| |
| |
| |
Clarín
De onvolmaakte echtgenote
Mariquita Varela, de kuise echtgenote van Fernando Osorio, merkte sinds enige tijd dat ze langzaam maar zeker een geleerde vrouw werd zonder dat zij daar haar best voor had gedaan noch op het idee was gekomen op een of andere manier haar voordeel te doen met haar geleerdheid. Het geval wilde dat sinds de oudste jongens, Fernandito en Mariano, hele kereltjes waren geworden en dus zelf naar bed konden en een groot deel van de dag op school zaten, zij tijd te over had om zich, na al haar plichten te hebben gedaan, stierlijk te vervelen; en om niet met haar handen over elkaar te zitten en slechte dingen over haar afwezige echtgenoot te denken en hem voortdurend te beschuldigen en te vergeven (en dat allemaal alleen maar in haar fantasie) had ze de aandrang gekregen om te lezen en nog meer te lezen, wat zo'n nieuwe en vreemde ervaring voor haar was dat ze er in het begin vooral om die reden plezier aan beleefde.

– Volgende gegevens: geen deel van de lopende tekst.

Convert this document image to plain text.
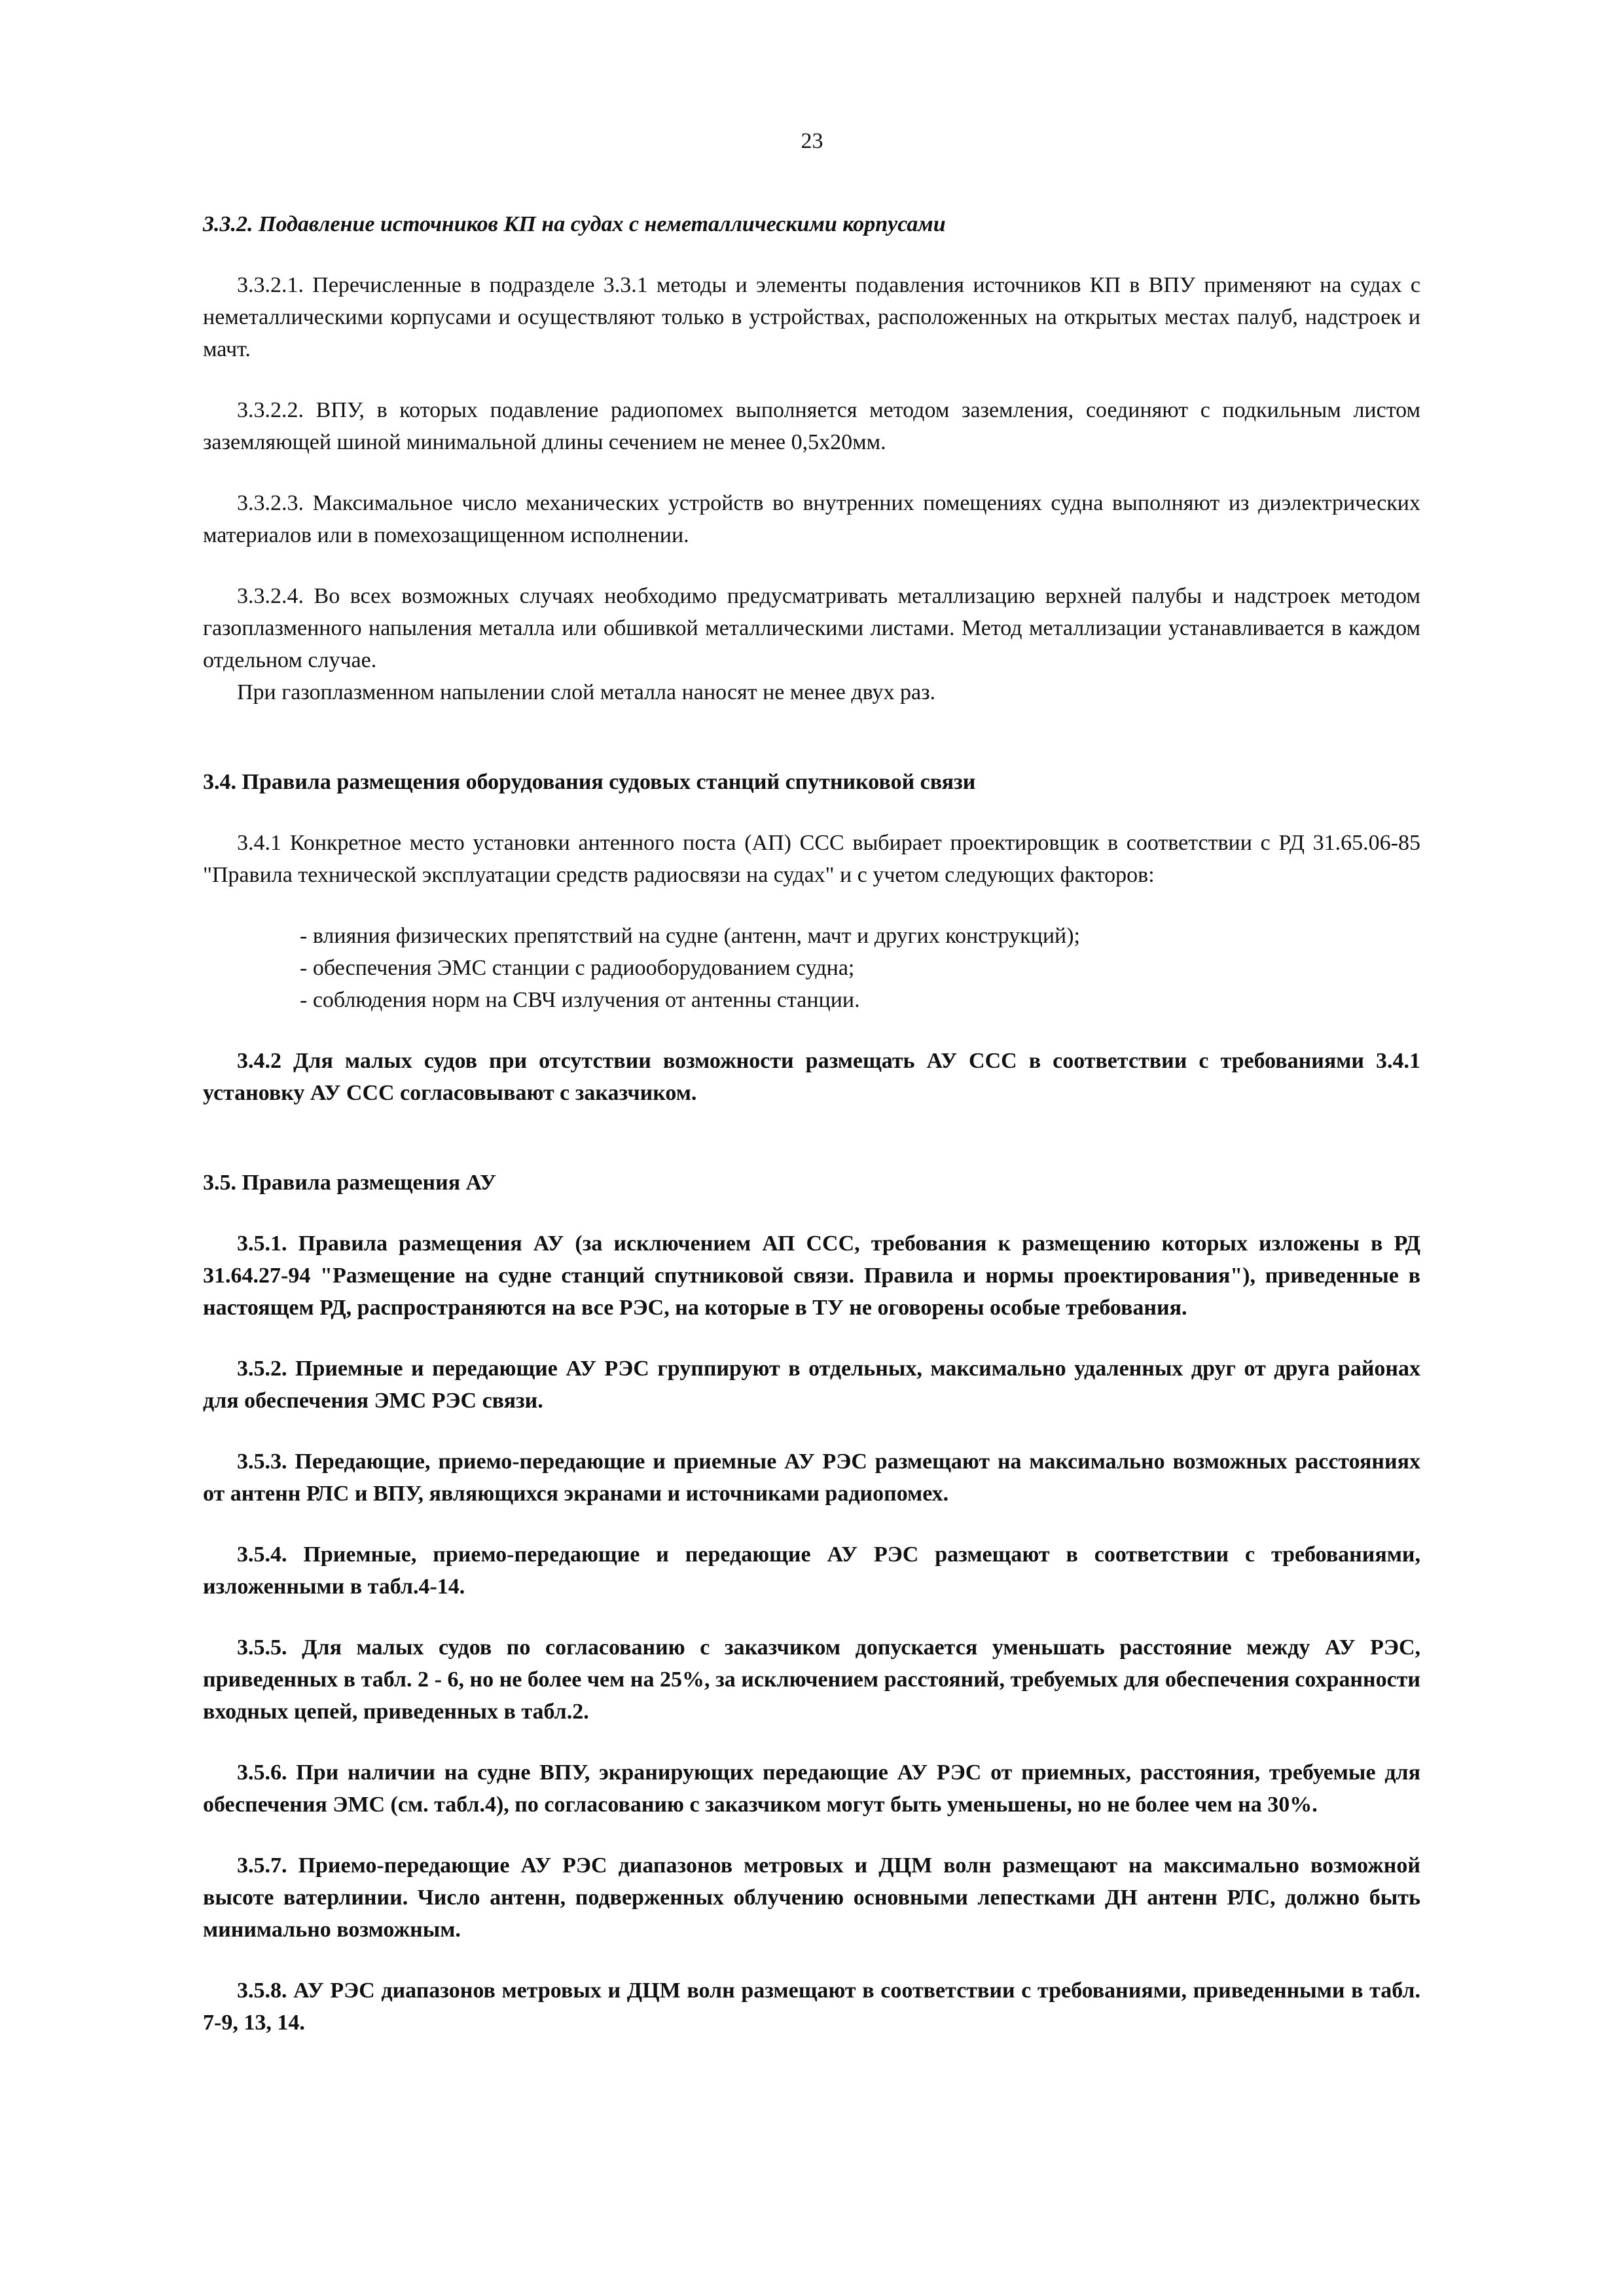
23

3.3.2. Подавление источников КП на судах с неметаллическими корпусами

3.3.2.1. Перечисленные в подразделе 3.3.1 методы и элементы подавления источников КП в ВПУ применяют на судах с неметаллическими корпусами и осуществляют только в устройствах, расположенных на открытых местах палуб, надстроек и мачт.

3.3.2.2. ВПУ, в которых подавление радиопомех выполняется методом заземления, соединяют с подкильным листом заземляющей шиной минимальной длины сечением не менее 0,5х20мм.

3.3.2.3. Максимальное число механических устройств во внутренних помещениях судна выполняют из диэлектрических материалов или в помехозащищенном исполнении.

3.3.2.4. Во всех возможных случаях необходимо предусматривать металлизацию верхней палубы и надстроек методом газоплазменного напыления металла или обшивкой металлическими листами. Метод металлизации устанавливается в каждом отдельном случае.

При газоплазменном напылении слой металла наносят не менее двух раз.

3.4. Правила размещения оборудования судовых станций спутниковой связи

3.4.1 Конкретное место установки антенного поста (АП) ССС выбирает проектировщик в соответствии с РД 31.65.06-85 "Правила технической эксплуатации средств радиосвязи на судах" и с учетом следующих факторов:

- влияния физических препятствий на судне (антенн, мачт и других конструкций);
- обеспечения ЭМС станции с радиооборудованием судна;
- соблюдения норм на СВЧ излучения от антенны станции.

3.4.2 Для малых судов при отсутствии возможности размещать АУ ССС в соответствии с требованиями 3.4.1 установку АУ ССС согласовывают с заказчиком.

3.5. Правила размещения АУ

3.5.1. Правила размещения АУ (за исключением АП ССС, требования к размещению которых изложены в РД 31.64.27-94 "Размещение на судне станций спутниковой связи. Правила и нормы проектирования"), приведенные в настоящем РД, распространяются на все РЭС, на которые в ТУ не оговорены особые требования.

3.5.2. Приемные и передающие АУ РЭС группируют в отдельных, максимально удаленных друг от друга районах для обеспечения ЭМС РЭС связи.

3.5.3. Передающие, приемо-передающие и приемные АУ РЭС размещают на максимально возможных расстояниях от антенн РЛС и ВПУ, являющихся экранами и источниками радиопомех.

3.5.4. Приемные, приемо-передающие и передающие АУ РЭС размещают в соответствии с требованиями, изложенными в табл.4-14.

3.5.5. Для малых судов по согласованию с заказчиком допускается уменьшать расстояние между АУ РЭС, приведенных в табл. 2 - 6, но не более чем на 25%, за исключением расстояний, требуемых для обеспечения сохранности входных цепей, приведенных в табл.2.

3.5.6. При наличии на судне ВПУ, экранирующих передающие АУ РЭС от приемных, расстояния, требуемые для обеспечения ЭМС (см. табл.4), по согласованию с заказчиком могут быть уменьшены, но не более чем на 30%.

3.5.7. Приемо-передающие АУ РЭС диапазонов метровых и ДЦМ волн размещают на максимально возможной высоте ватерлинии. Число антенн, подверженных облучению основными лепестками ДН антенн РЛС, должно быть минимально возможным.

3.5.8. АУ РЭС диапазонов метровых и ДЦМ волн размещают в соответствии с требованиями, приведенными в табл. 7-9, 13, 14.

Ze las van alles en nog wat. Eerst wierp ze zich op de vakbibliotheek van haar man, die arts was; maar al snel kreeg ze genoeg van al dat gruwelijks, van al die verschrikkelijke ziektes die een mens kan krijgen, en nog veel erger vond ze de schandelijke technische details, die in veel gevallen plastisch stonden afgebeeld op grote prenten, waarvan in Osorio's bibliotheek een rijke verzameling was te vinden.
Ze sloeg een andere richting in en ging literatuur, moraaltheologie en filosofie lezen, en ze begreep ten slotte, bij wijze van conclusie, dat je van veel lezen een vaag droef gevoel kreeg, een mengeling van wellust en lijdzaamheid; iets dat in elk geval minder gruwelijk was dan het aanschouwen van de lichamelijke ziektes van de mens in de medische boeken.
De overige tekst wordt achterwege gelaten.